A number of towns south of Boston have installed solar farms, including in Carver, alongside Route 44.Debee Tlumacki for The Boston Globe/File/Globe Freelance

Kingston’s effort to tap into renewable energy on town-owned land has hit its share of complications over the years, but an agreement is near on what may be the final chance for the town to see a solar farm erected on its former landfill, according to the town planner.

Planner Thomas Bott said that the town is in the final stages of negotiating a contract with SunEdison for a solar array that would produce about a half a megawatt of power — enough to power roughly 75 homes. An earlier proposal that would have produced 1.5 to 2 megawatts of power failed several years ago after the town could not reach an agreement with the developer.

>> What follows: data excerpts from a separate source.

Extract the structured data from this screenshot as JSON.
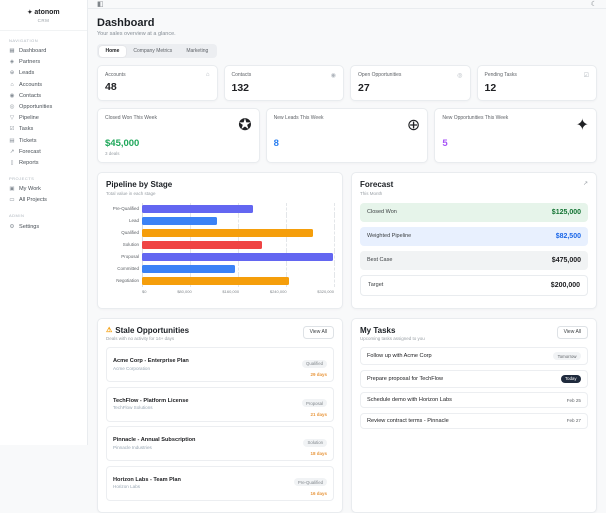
{
  "icons": {
    "logo-icon": "✦",
    "panel-toggle-icon": "◧",
    "theme-toggle-icon": "☾",
    "dashboard-icon": "▦",
    "partners-icon": "◈",
    "leads-icon": "⊕",
    "accounts-icon": "⌂",
    "contacts-icon": "◉",
    "opportunities-icon": "◎",
    "pipeline-icon": "▽",
    "tasks-icon": "☑",
    "tickets-icon": "▤",
    "forecast-icon": "↗",
    "reports-icon": "▯",
    "my-work-icon": "▣",
    "all-projects-icon": "▭",
    "settings-icon": "⚙",
    "building-icon": "⌂",
    "users-icon": "◉",
    "target-icon": "◎",
    "check-icon": "☑",
    "trophy-icon": "✪",
    "user-plus-icon": "⊕",
    "sparkle-icon": "✦",
    "warning-icon": "⚠",
    "trend-up-icon": "↗"
  },
  "sidebar": {
    "logo": {
      "name": "atonom",
      "sub": "CRM",
      "icon": "logo-icon"
    },
    "sections": [
      {
        "label": "Navigation",
        "items": [
          {
            "label": "Dashboard",
            "icon": "dashboard-icon"
          },
          {
            "label": "Partners",
            "icon": "partners-icon"
          },
          {
            "label": "Leads",
            "icon": "leads-icon"
          },
          {
            "label": "Accounts",
            "icon": "accounts-icon"
          },
          {
            "label": "Contacts",
            "icon": "contacts-icon"
          },
          {
            "label": "Opportunities",
            "icon": "opportunities-icon"
          },
          {
            "label": "Pipeline",
            "icon": "pipeline-icon"
          },
          {
            "label": "Tasks",
            "icon": "tasks-icon"
          },
          {
            "label": "Tickets",
            "icon": "tickets-icon"
          },
          {
            "label": "Forecast",
            "icon": "forecast-icon"
          },
          {
            "label": "Reports",
            "icon": "reports-icon"
          }
        ]
      },
      {
        "label": "Projects",
        "items": [
          {
            "label": "My Work",
            "icon": "my-work-icon"
          },
          {
            "label": "All Projects",
            "icon": "all-projects-icon"
          }
        ]
      },
      {
        "label": "Admin",
        "items": [
          {
            "label": "Settings",
            "icon": "settings-icon"
          }
        ]
      }
    ]
  },
  "header": {
    "title": "Dashboard",
    "subtitle": "Your sales overview at a glance.",
    "tabs": [
      {
        "label": "Home",
        "state": "active"
      },
      {
        "label": "Company Metrics",
        "state": "inactive"
      },
      {
        "label": "Marketing",
        "state": "inactive"
      }
    ]
  },
  "stats": [
    {
      "label": "Accounts",
      "value": "48",
      "icon": "building-icon"
    },
    {
      "label": "Contacts",
      "value": "132",
      "icon": "users-icon"
    },
    {
      "label": "Open Opportunities",
      "value": "27",
      "icon": "target-icon"
    },
    {
      "label": "Pending Tasks",
      "value": "12",
      "icon": "check-icon"
    }
  ],
  "weekly": [
    {
      "label": "Closed Won This Week",
      "value": "$45,000",
      "sub": "3 deals",
      "color": "#1ea75a",
      "icon": "trophy-icon"
    },
    {
      "label": "New Leads This Week",
      "value": "8",
      "sub": "",
      "color": "#2b7ff0",
      "icon": "user-plus-icon"
    },
    {
      "label": "New Opportunities This Week",
      "value": "5",
      "sub": "",
      "color": "#a855f7",
      "icon": "sparkle-icon"
    }
  ],
  "chart_data": {
    "type": "bar",
    "orientation": "horizontal",
    "title": "Pipeline by Stage",
    "subtitle": "Total value in each stage",
    "categories": [
      "Pre-Qualified",
      "Lead",
      "Qualified",
      "Solution",
      "Proposal",
      "Committed",
      "Negotiation"
    ],
    "values": [
      185000,
      125000,
      285000,
      200000,
      318000,
      155000,
      245000
    ],
    "colors": [
      "#6366f1",
      "#3b82f6",
      "#f59e0b",
      "#ef4444",
      "#6366f1",
      "#3b82f6",
      "#f59e0b"
    ],
    "xlim": [
      0,
      320000
    ],
    "xticks": [
      "$0",
      "$80,000",
      "$160,000",
      "$240,000",
      "$320,000"
    ],
    "grid": true,
    "legend": false
  },
  "forecast": {
    "title": "Forecast",
    "subtitle": "This Month",
    "icon": "trend-up-icon",
    "rows": [
      {
        "label": "Closed Won",
        "value": "$125,000",
        "style": "fc-green"
      },
      {
        "label": "Weighted Pipeline",
        "value": "$82,500",
        "style": "fc-blue"
      },
      {
        "label": "Best Case",
        "value": "$475,000",
        "style": "fc-gray"
      },
      {
        "label": "Target",
        "value": "$200,000",
        "style": "fc-white"
      }
    ]
  },
  "stale": {
    "title": "Stale Opportunities",
    "icon": "warning-icon",
    "subtitle": "Deals with no activity for 14+ days",
    "view_all": "View All",
    "items": [
      {
        "title": "Acme Corp - Enterprise Plan",
        "company": "Acme Corporation",
        "stage": "Qualified",
        "days": "29 days"
      },
      {
        "title": "TechFlow - Platform License",
        "company": "TechFlow Solutions",
        "stage": "Proposal",
        "days": "21 days"
      },
      {
        "title": "Pinnacle - Annual Subscription",
        "company": "Pinnacle Industries",
        "stage": "Solution",
        "days": "18 days"
      },
      {
        "title": "Horizon Labs - Team Plan",
        "company": "Horizon Labs",
        "stage": "Pre-Qualified",
        "days": "16 days"
      }
    ]
  },
  "tasks": {
    "title": "My Tasks",
    "subtitle": "Upcoming tasks assigned to you",
    "view_all": "View All",
    "items": [
      {
        "title": "Follow up with Acme Corp",
        "due": "Tomorrow",
        "style": "due-badge-light"
      },
      {
        "title": "Prepare proposal for TechFlow",
        "due": "Today",
        "style": "due-badge-dark"
      },
      {
        "title": "Schedule demo with Horizon Labs",
        "due": "Feb 25",
        "style": "due-plain"
      },
      {
        "title": "Review contract terms - Pinnacle",
        "due": "Feb 27",
        "style": "due-plain"
      }
    ]
  }
}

SunEdison will lease a portion of the landfill for 20 years and the town will be able to purchase power through the grid at a savings, Bott said, although the financial details are not yet set.

Bott said the company recently scaled down its proposal after it determined that the installation needed to be at least 400 feet away from a wind turbine already on the site, to prevent falling ice and snow from damaging the solar panels. He said he expects the contract to be wrapped up in time for the company to complete the project by December 2016 and meet the deadline for crucial federal tax credits.

Meanwhile, the wind turbine, which is owned by Kingston Wind Independence, continues to face noise-compliance issues, to the exasperation of nearby residents. Neighbors were further disappointed that the results of a noise study expected in late July, and then mid-August, are still not completed.

Bott said the town decided to wait for the results of the study before asking the company to lower the electricity production or to shut off the turbine in certain conditions to mitigate the noise complaints.